WASHINGTON — Despite their prevalent, tech-savvy online presence, terrorist groups may not yet have demonstrated the ability–or even interest in attaining the ability–to launch cyberattacks.
National security experts are not arguing against better security—they are just noting that while the U.S. faces many cyber threats, terrorism may not yet be one of them.
Terrorist groups’ use of the Web has proliferated in the past decade and according to former CIA Director Gen. Michael Hayden, they are “cybersmart.”
But Hayden said these organizations, perhaps surprisingly, have not exhibited any evidence that terrorists use cyberspace for anything beyond support activities. “I don’t know why. I really don’t,” he said during testimony before the House Intelligence Committee last week.
Cybersecurity expert James Lewis, of the Center for Strategic and International Studies, said causing physical damage and devastation using the Web is far more complicated than the minor attacks terrorist groups may be able to launch.
“They are looking for a splashier event,” Lewis said. “They want explosions and things that will play well on the nightly news. Making the traffic lights blink on and off might not do that for them.”
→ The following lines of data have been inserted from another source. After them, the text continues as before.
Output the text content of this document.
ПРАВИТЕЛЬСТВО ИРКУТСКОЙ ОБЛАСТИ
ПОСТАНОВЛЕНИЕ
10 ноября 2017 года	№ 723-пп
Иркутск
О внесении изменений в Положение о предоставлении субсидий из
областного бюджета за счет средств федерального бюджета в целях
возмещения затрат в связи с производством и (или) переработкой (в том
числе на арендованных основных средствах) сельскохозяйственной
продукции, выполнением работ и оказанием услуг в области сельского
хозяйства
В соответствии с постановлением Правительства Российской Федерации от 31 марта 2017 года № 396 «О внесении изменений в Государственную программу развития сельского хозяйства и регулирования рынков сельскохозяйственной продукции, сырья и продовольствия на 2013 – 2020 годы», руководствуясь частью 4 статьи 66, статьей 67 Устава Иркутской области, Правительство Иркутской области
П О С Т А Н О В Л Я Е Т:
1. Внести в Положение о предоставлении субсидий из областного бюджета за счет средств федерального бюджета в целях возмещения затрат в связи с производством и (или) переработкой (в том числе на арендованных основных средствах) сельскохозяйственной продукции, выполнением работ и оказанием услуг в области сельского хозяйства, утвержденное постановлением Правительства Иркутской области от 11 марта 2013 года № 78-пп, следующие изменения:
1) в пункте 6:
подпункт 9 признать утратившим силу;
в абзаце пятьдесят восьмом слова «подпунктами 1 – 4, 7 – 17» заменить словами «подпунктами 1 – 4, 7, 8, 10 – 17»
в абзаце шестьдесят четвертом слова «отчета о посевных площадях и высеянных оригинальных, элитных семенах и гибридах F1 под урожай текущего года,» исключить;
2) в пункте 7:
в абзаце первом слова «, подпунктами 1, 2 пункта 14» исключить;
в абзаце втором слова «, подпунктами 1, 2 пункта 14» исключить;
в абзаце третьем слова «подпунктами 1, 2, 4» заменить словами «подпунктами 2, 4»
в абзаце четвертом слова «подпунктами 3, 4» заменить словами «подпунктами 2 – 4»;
A key example of physical destruction caused by a cyberattack is the June 2010 Stuxnet virus, which infected computers at a nuclear reactor in Iran, causing it to malfunction and ultimately break. The undetected virus caused the closure of the plant and setbacks in Iran’s uranium enrichments program.
Experts said that U.S. infrastructure is no better protected than the reactor in Iran was, but that terrorist groups aren’t likely to have the resources to gain the internal knowledge they would need.
“It’s actually a lot harder not because of the technical component, but because of the amount of intelligence required to do it properly,” said Allan Friedman of the Center for Technology Innovation at the Brookings Institution, a nonpartisan Washington think tank.
Expert Liam O Marchu, of Symantec Corp., a California-based software security company, said, Stuxnet “has shown us that you can write a piece of software that will be able to change how a factory works.”
To replicate a similar attack — one focused on a particular target — would require precise insider intelligence and millions of dollars.
Terrorist organizations could look at Stuxnet as a blueprint, Marchu said, and they could also look at it to learn certain techniques. However, “the sophistication of the threats would depend on how skilled the attackers were and how much insider information they had.”
Lewis, whose research at CSIS focuses on Internet policy and cybersecurity, said the only organizations with the capability to do this—at the moment—are nation-states.
The U.S. Department of Defense argues that the cyberdomain breaks down the traditional concept that large-scale attacks require equally large-scale operations, which might give attackers a way to exploit U.S. vulnerabilities.
Since much of U.S. critical infrastructure–a likely target of cyber attacks–is operated by the private sector, the private sector needs to be involved in any security enhancements.
Lewis said he’s spoken with companies that see defending against terrorism as a responsibility of the government, not the private sector.
“That’s a perfectly reasonable line,” he said. “DoD needs to do something. The U.S. government needs to do something.”
The Obama administration is pushing Congress to strengthen private sector cybersecurity, which Lewis sees as a positive move. But he added that the Department of Defense should also be protecting these national security-related interests.
According to the DoD, they are.
The DoD “seeks to mitigate the risks posed to U.S. and allied cyberspace capabilities,” a DoD spokesman said, “while protecting and respecting the principles of privacy and civil liberties, free expression, and innovation that have made cyberspace an integral part of U.S. prosperity and security.”
While Hayden dismissed concerns of cyberterrorism attacks at the moment, he was quick to acknowledge the potential problems, calling U.S. infrastructure vulnerable.
“Eventually they’ll get this capability and then they’ll use it,” CSIS’s Lewis said.
After programmers created the virus, extensive information-gathering was required in order to infect computers that control the Bushehr nuclear reactor in Iran. The programmers found contractors who’s computers had a lower security level and who were likely to visit the plant, thus making them ideal carriers of the Stuxnet worm. Once those computers were infected, either via the Web or USB sticks, the virus quickly spread to computers within the Bushehr plant in search of the controlling unit. Once targeted, the centrifuge oversight computers were manipulated into showing that the reactor was operating correctly, when in fact the virus was causing the reactor to spin out of control.